What is Meow Mix Allergy?
Many brands of cat food, including Meow Mix, have become a common allergen for felines. Food allergies are the second most common reason for allergic dermatitis in cats. The allergen contained in the food is usually found to be a protein such as milk, soy, wheat, corn, eggs, chicken, or beef. Meow Mix has a large variety of ingredients in their cat food, making it difficult to pinpoint what the allergen might be. Many pet owners make the mistake of not reading the ingredients on the pet food bag, assuming the flavor on the front of the bag is the main ingredient. However, this is not true. A cat food may be called chicken flavored which does not mean it actually has only chicken in it.
In fact, the only chicken you may see in the ingredients list is chicken by-products, which include ground up feathers, beak, feet, and claws. If your pet is developing a sensitivity to the Meow Mix brand, it may be necessary to switch your cat to another brand of cat food. This will mean reading the ingredients label to find one that only has novel proteins. However, it is best that you see a veterinary professional first to be sure that there is no underlying illness causing the symptoms your pet is experiencing.
Meow Mix allergies are common in cats. This cat food, and others like it, have been available to consumers for a long time and are quite popular. The formula for Meow Mix does not include novel proteins. Cats may become allergic to foods that they have been eating for a long period of time because their immune system is building up a resistance to the protein type being used.

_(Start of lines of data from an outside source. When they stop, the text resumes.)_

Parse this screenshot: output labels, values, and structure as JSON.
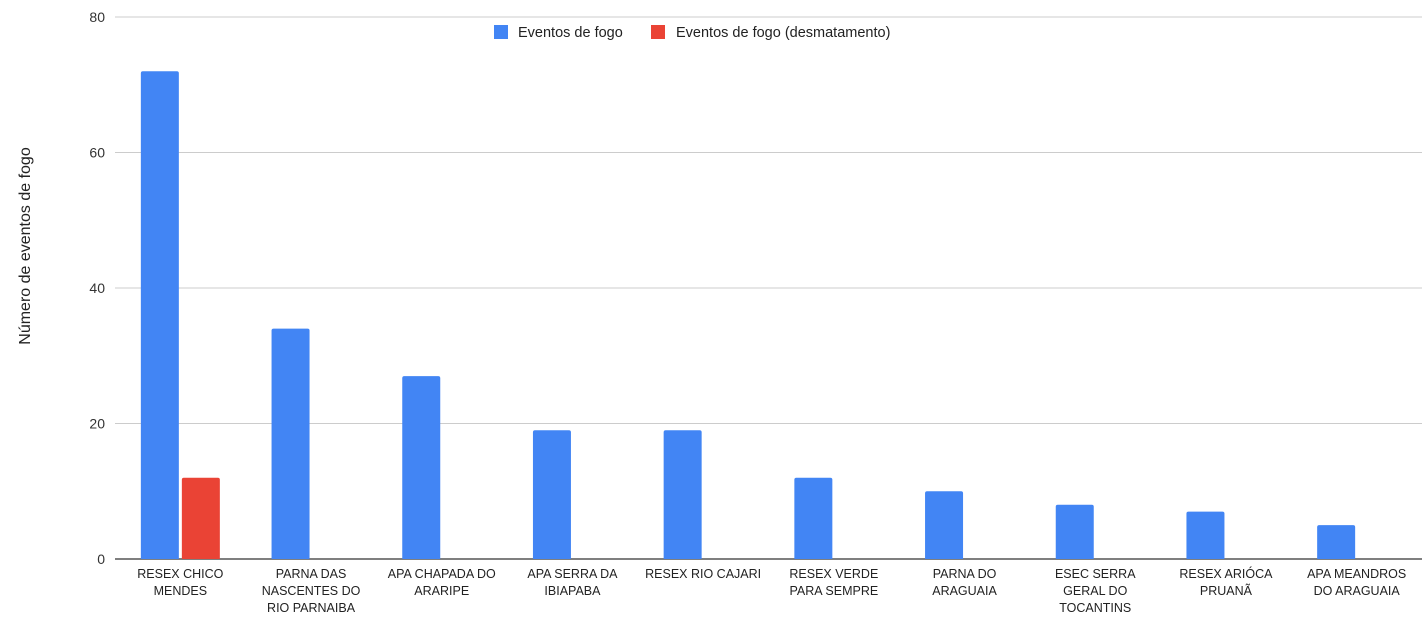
{
  "chart_data": {
    "type": "bar",
    "ylabel": "Número de eventos de fogo",
    "xlabel": "",
    "ylim": [
      0,
      80
    ],
    "yticks": [
      0,
      20,
      40,
      60,
      80
    ],
    "grid": true,
    "legend_position": "top-center",
    "categories": [
      [
        "RESEX CHICO",
        "MENDES"
      ],
      [
        "PARNA DAS",
        "NASCENTES DO",
        "RIO PARNAIBA"
      ],
      [
        "APA CHAPADA DO",
        "ARARIPE"
      ],
      [
        "APA SERRA DA",
        "IBIAPABA"
      ],
      [
        "RESEX RIO CAJARI"
      ],
      [
        "RESEX VERDE",
        "PARA SEMPRE"
      ],
      [
        "PARNA DO",
        "ARAGUAIA"
      ],
      [
        "ESEC SERRA",
        "GERAL DO",
        "TOCANTINS"
      ],
      [
        "RESEX ARIÓCA",
        "PRUANÃ"
      ],
      [
        "APA MEANDROS",
        "DO ARAGUAIA"
      ]
    ],
    "series": [
      {
        "name": "Eventos de fogo",
        "color": "#4285F4",
        "values": [
          72,
          34,
          27,
          19,
          19,
          12,
          10,
          8,
          7,
          5
        ]
      },
      {
        "name": "Eventos de fogo (desmatamento)",
        "color": "#EA4335",
        "values": [
          12,
          0,
          0,
          0,
          0,
          0,
          0,
          0,
          0,
          0
        ]
      }
    ]
  }
}
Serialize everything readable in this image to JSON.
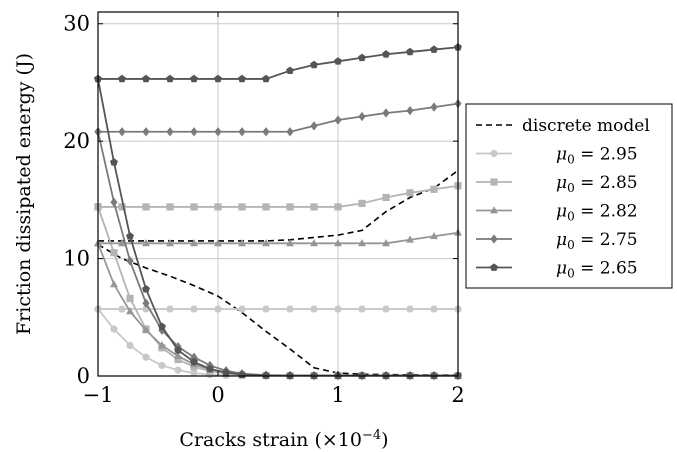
{
  "chart_data": {
    "type": "line",
    "title": "",
    "xlabel": "Cracks strain (×10",
    "xlabel_exponent": "−4",
    "xlabel_close": ")",
    "ylabel": "Friction dissipated energy (J)",
    "xlim": [
      -1,
      2
    ],
    "ylim": [
      0,
      31
    ],
    "x_ticks": [
      -1,
      0,
      1,
      2
    ],
    "y_ticks": [
      0,
      10,
      20,
      30
    ],
    "x_tick_labels": [
      "−1",
      "0",
      "1",
      "2"
    ],
    "y_tick_labels": [
      "0",
      "10",
      "20",
      "30"
    ],
    "grid": true,
    "legend_position": "right",
    "legend": [
      {
        "label": "discrete model",
        "prefix": "",
        "value": ""
      },
      {
        "label": "",
        "prefix": "μ",
        "sub": "0",
        "value": " = 2.95"
      },
      {
        "label": "",
        "prefix": "μ",
        "sub": "0",
        "value": " = 2.85"
      },
      {
        "label": "",
        "prefix": "μ",
        "sub": "0",
        "value": " = 2.82"
      },
      {
        "label": "",
        "prefix": "μ",
        "sub": "0",
        "value": " = 2.75"
      },
      {
        "label": "",
        "prefix": "μ",
        "sub": "0",
        "value": " = 2.65"
      }
    ],
    "series": [
      {
        "name": "discrete model",
        "style": "dashed",
        "color": "#000000",
        "marker": "none",
        "curves": [
          {
            "x": [
              -1,
              -0.8,
              -0.6,
              -0.4,
              -0.2,
              0,
              0.2,
              0.4,
              0.6,
              0.8,
              1.0,
              1.2,
              1.4,
              1.6,
              1.8,
              2.0
            ],
            "y": [
              11.5,
              11.5,
              11.5,
              11.5,
              11.5,
              11.5,
              11.5,
              11.5,
              11.6,
              11.8,
              12.0,
              12.4,
              14.0,
              15.2,
              16.0,
              17.5
            ]
          },
          {
            "x": [
              -1,
              -0.8,
              -0.6,
              -0.4,
              -0.2,
              0,
              0.2,
              0.4,
              0.6,
              0.8,
              1.0,
              1.2,
              1.4,
              1.6,
              1.8,
              2.0
            ],
            "y": [
              11.2,
              10.0,
              9.2,
              8.5,
              7.7,
              6.8,
              5.4,
              3.8,
              2.3,
              0.7,
              0.25,
              0.15,
              0.12,
              0.1,
              0.08,
              0.08
            ]
          }
        ]
      },
      {
        "name": "μ0 = 2.95",
        "style": "solid",
        "color": "#c8c8c8",
        "marker": "circle",
        "curves": [
          {
            "x": [
              -1,
              -0.8,
              -0.6,
              -0.4,
              -0.2,
              0,
              0.2,
              0.4,
              0.6,
              0.8,
              1.0,
              1.2,
              1.4,
              1.6,
              1.8,
              2.0
            ],
            "y": [
              5.7,
              5.7,
              5.7,
              5.7,
              5.7,
              5.7,
              5.7,
              5.7,
              5.7,
              5.7,
              5.7,
              5.7,
              5.7,
              5.7,
              5.7,
              5.7
            ]
          },
          {
            "x": [
              -1,
              -0.867,
              -0.733,
              -0.6,
              -0.467,
              -0.333,
              -0.2,
              -0.067,
              0.067,
              0.2,
              0.4,
              0.6,
              0.8,
              1.0,
              1.2,
              1.4,
              1.6,
              1.8,
              2.0
            ],
            "y": [
              5.7,
              4.0,
              2.6,
              1.6,
              0.9,
              0.5,
              0.25,
              0.12,
              0.05,
              0.03,
              0.02,
              0.02,
              0.02,
              0.02,
              0.02,
              0.02,
              0.02,
              0.02,
              0.02
            ]
          }
        ]
      },
      {
        "name": "μ0 = 2.85",
        "style": "solid",
        "color": "#b4b4b4",
        "marker": "square",
        "curves": [
          {
            "x": [
              -1,
              -0.8,
              -0.6,
              -0.4,
              -0.2,
              0,
              0.2,
              0.4,
              0.6,
              0.8,
              1.0,
              1.2,
              1.4,
              1.6,
              1.8,
              2.0
            ],
            "y": [
              14.4,
              14.4,
              14.4,
              14.4,
              14.4,
              14.4,
              14.4,
              14.4,
              14.4,
              14.4,
              14.4,
              14.7,
              15.2,
              15.6,
              15.9,
              16.2
            ]
          },
          {
            "x": [
              -1,
              -0.867,
              -0.733,
              -0.6,
              -0.467,
              -0.333,
              -0.2,
              -0.067,
              0.067,
              0.2,
              0.4,
              0.6,
              0.8,
              1.0,
              1.2,
              1.4,
              1.6,
              1.8,
              2.0
            ],
            "y": [
              14.4,
              10.5,
              6.6,
              4.0,
              2.4,
              1.4,
              0.8,
              0.4,
              0.2,
              0.08,
              0.04,
              0.03,
              0.03,
              0.03,
              0.03,
              0.03,
              0.03,
              0.03,
              0.03
            ]
          }
        ]
      },
      {
        "name": "μ0 = 2.82",
        "style": "solid",
        "color": "#969696",
        "marker": "triangle",
        "curves": [
          {
            "x": [
              -1,
              -0.8,
              -0.6,
              -0.4,
              -0.2,
              0,
              0.2,
              0.4,
              0.6,
              0.8,
              1.0,
              1.2,
              1.4,
              1.6,
              1.8,
              2.0
            ],
            "y": [
              11.3,
              11.3,
              11.3,
              11.3,
              11.3,
              11.3,
              11.3,
              11.3,
              11.3,
              11.3,
              11.3,
              11.3,
              11.3,
              11.6,
              11.9,
              12.2
            ]
          },
          {
            "x": [
              -1,
              -0.867,
              -0.733,
              -0.6,
              -0.467,
              -0.333,
              -0.2,
              -0.067,
              0.067,
              0.2,
              0.4,
              0.6,
              0.8,
              1.0,
              1.2,
              1.4,
              1.6,
              1.8,
              2.0
            ],
            "y": [
              11.3,
              7.8,
              5.5,
              3.9,
              2.6,
              1.7,
              1.0,
              0.55,
              0.3,
              0.15,
              0.06,
              0.04,
              0.03,
              0.03,
              0.03,
              0.03,
              0.03,
              0.03,
              0.03
            ]
          }
        ]
      },
      {
        "name": "μ0 = 2.75",
        "style": "solid",
        "color": "#7a7a7a",
        "marker": "diamond",
        "curves": [
          {
            "x": [
              -1,
              -0.8,
              -0.6,
              -0.4,
              -0.2,
              0,
              0.2,
              0.4,
              0.6,
              0.8,
              1.0,
              1.2,
              1.4,
              1.6,
              1.8,
              2.0
            ],
            "y": [
              20.8,
              20.8,
              20.8,
              20.8,
              20.8,
              20.8,
              20.8,
              20.8,
              20.8,
              21.3,
              21.8,
              22.1,
              22.4,
              22.6,
              22.9,
              23.2
            ]
          },
          {
            "x": [
              -1,
              -0.867,
              -0.733,
              -0.6,
              -0.467,
              -0.333,
              -0.2,
              -0.067,
              0.067,
              0.2,
              0.4,
              0.6,
              0.8,
              1.0,
              1.2,
              1.4,
              1.6,
              1.8,
              2.0
            ],
            "y": [
              20.8,
              14.8,
              9.8,
              6.2,
              3.9,
              2.5,
              1.6,
              0.9,
              0.45,
              0.2,
              0.07,
              0.04,
              0.03,
              0.03,
              0.03,
              0.03,
              0.03,
              0.03,
              0.03
            ]
          }
        ]
      },
      {
        "name": "μ0 = 2.65",
        "style": "solid",
        "color": "#555555",
        "marker": "pentagon",
        "curves": [
          {
            "x": [
              -1,
              -0.8,
              -0.6,
              -0.4,
              -0.2,
              0,
              0.2,
              0.4,
              0.6,
              0.8,
              1.0,
              1.2,
              1.4,
              1.6,
              1.8,
              2.0
            ],
            "y": [
              25.3,
              25.3,
              25.3,
              25.3,
              25.3,
              25.3,
              25.3,
              25.3,
              26.0,
              26.5,
              26.8,
              27.1,
              27.4,
              27.6,
              27.8,
              28.0
            ]
          },
          {
            "x": [
              -1,
              -0.867,
              -0.733,
              -0.6,
              -0.467,
              -0.333,
              -0.2,
              -0.067,
              0.067,
              0.2,
              0.4,
              0.6,
              0.8,
              1.0,
              1.2,
              1.4,
              1.6,
              1.8,
              2.0
            ],
            "y": [
              25.3,
              18.2,
              11.9,
              7.4,
              4.2,
              2.2,
              1.2,
              0.6,
              0.3,
              0.12,
              0.05,
              0.03,
              0.03,
              0.03,
              0.03,
              0.03,
              0.03,
              0.03,
              0.03
            ]
          }
        ]
      }
    ]
  }
}
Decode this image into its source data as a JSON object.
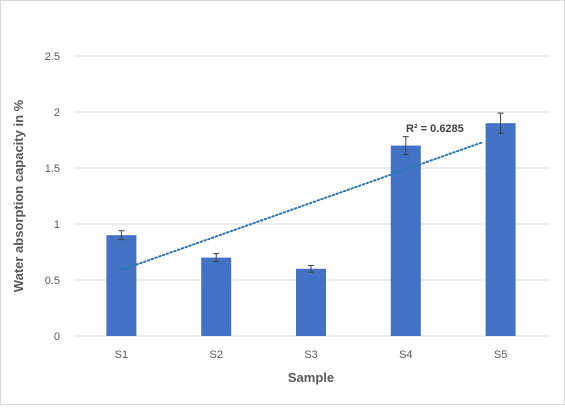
{
  "chart_data": {
    "type": "bar",
    "categories": [
      "S1",
      "S2",
      "S3",
      "S4",
      "S5"
    ],
    "values": [
      0.9,
      0.7,
      0.6,
      1.7,
      1.9
    ],
    "error_bars": [
      0.04,
      0.035,
      0.03,
      0.08,
      0.09
    ],
    "xlabel": "Sample",
    "ylabel": "Water absorption capacity in %",
    "ylim": [
      0,
      2.5
    ],
    "yticks": [
      "0",
      "0.5",
      "1",
      "1.5",
      "2",
      "2.5"
    ],
    "grid": true,
    "trendline": {
      "type": "linear",
      "style": "dotted",
      "start": 0.59,
      "end": 1.73,
      "label": "R² = 0.6285"
    },
    "colors": {
      "bar": "#4472c4",
      "trendline": "#2e75b6",
      "grid": "#d9d9d9",
      "error_bar": "#404040"
    }
  }
}
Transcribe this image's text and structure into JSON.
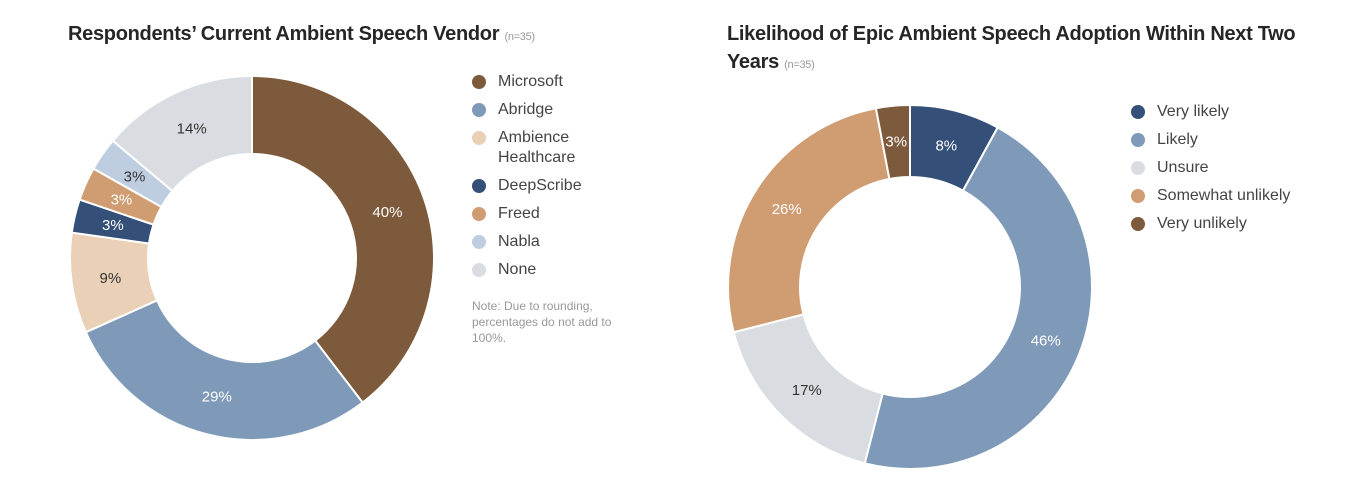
{
  "chart_data": [
    {
      "type": "pie",
      "style": "donut",
      "title": "Respondents’ Current Ambient Speech Vendor",
      "sample_size": "(n=35)",
      "categories": [
        "Microsoft",
        "Abridge",
        "Ambience Healthcare",
        "DeepScribe",
        "Freed",
        "Nabla",
        "None"
      ],
      "values": [
        40,
        29,
        9,
        3,
        3,
        3,
        14
      ],
      "labels": [
        "40%",
        "29%",
        "9%",
        "3%",
        "3%",
        "3%",
        "14%"
      ],
      "colors": [
        "#7d5a3c",
        "#7f9ab8",
        "#ead0b6",
        "#344f78",
        "#d09c72",
        "#bfcde0",
        "#d9dce0"
      ],
      "label_colors": [
        "#ffffff",
        "#ffffff",
        "#333333",
        "#ffffff",
        "#ffffff",
        "#333333",
        "#333333"
      ],
      "legend_position": "right",
      "note": "Note: Due to rounding, percentages do not add to 100%."
    },
    {
      "type": "pie",
      "style": "donut",
      "title": "Likelihood of Epic Ambient Speech Adoption Within Next Two Years",
      "sample_size": "(n=35)",
      "categories": [
        "Very likely",
        "Likely",
        "Unsure",
        "Somewhat unlikely",
        "Very unlikely"
      ],
      "values": [
        8,
        46,
        17,
        26,
        3
      ],
      "labels": [
        "8%",
        "46%",
        "17%",
        "26%",
        "3%"
      ],
      "colors": [
        "#344f78",
        "#7f9ab8",
        "#d9dce0",
        "#d09c72",
        "#7d5a3c"
      ],
      "label_colors": [
        "#ffffff",
        "#ffffff",
        "#333333",
        "#ffffff",
        "#ffffff"
      ],
      "legend_position": "right"
    }
  ]
}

It is not completely understood how or why this process happens, but when the body thinks it is being attacked (by the protein), it will release histamines that cause vomiting, itchiness, and a rash among other discomforts.
Symptoms of Meow Mix Allergy in Cats
While scratching is common in all cats, if your pet is scratching more than usual and does not have fleas, it could be a Meow Mix allergy. Besides being itchy, there are other common signs such as:
- Dry flaky skin
- Red ears
- Bald spots from chewing on skin in those areas
- Skin rash or fluid filled bumps
- Severe scratching at ears, face, and neck that may cause skin damage
There are four types of allergies in cats, which include:
- Type I is a hypersensitive reaction that happens immediately after eating; it is a response from the immune system that affects the skin and digestive system and can be dangerous if it causes swelling of the throat, but that is extremely rare
- Type II is an autoimmune reaction where the body attacks its own tissues; this usually occurs in reaction to a vaccine or transfusion, but not in any kind of food allergy
- Type III is a delayed reaction to an allergen that does not occur until about 10-12 hours after exposure; this is a rare condition in cats that is usually caused by lupus or rheumatoid arthritis
- Type IV is a delayed reaction that does not show up until at least 24 hours after exposure; this is believed to be a hereditary issue
Causes of Meow Mix Allergy in Cats
An allergy in cats due to consuming Meow Mix food usually does not happen until your pet has been eating the same food for several months or years because the immune system has to build up antibodies (IgE) to attack the offending food. There are many ingredients in cat foods that can cause this reaction such as:
Diagnosis of Meow Mix Allergy in Cats
A complete physical examination will be done and your veterinarian will need to know your cat’s medical history. Be sure to mention if you have given your pet any medication because that can affect the diagnosis and the treatment as well. A skin sample biopsy and blood tests will be performed to exclude other causes for the symptoms.
Treatment of Meow Mix Allergy in Cats
Treating Meow Mix allergy includes treating the skin irritation, intestinal upset, and calming the immune system. You will also have to put your cat on a special diet to perform a food elimination trial to find the right food for your pet.
The veterinarian will probably give your cat intravenous (IV) fluids first, to prevent dehydration due to diarrhea and vomiting, if needed. In addition, a topical steroid cream or ointment will be used for itching and inflammation. Antihistamines such as Benadryl will also be given to calm the immune system.
Food Elimination Trial
The veterinarian will probably suggest a food with a novel protein such as duck, veal, or venison. Another option may be a hypoallergenic food because this food is formulated so that the protein becomes too small to alert the immune system.
Recovery of Meow Mix Allergy in Cats
You will need to keep your cat on one certain food for at least two months to get a good idea whether or not it is not going to cause a reaction. It is best to start the trial after your cat’s rash has gone away so you will be able to tell whether the new food is going to be okay. Maintain communication with your veterinarian throughout the process. If your feline is not showing improvement, another consultation should be scheduled.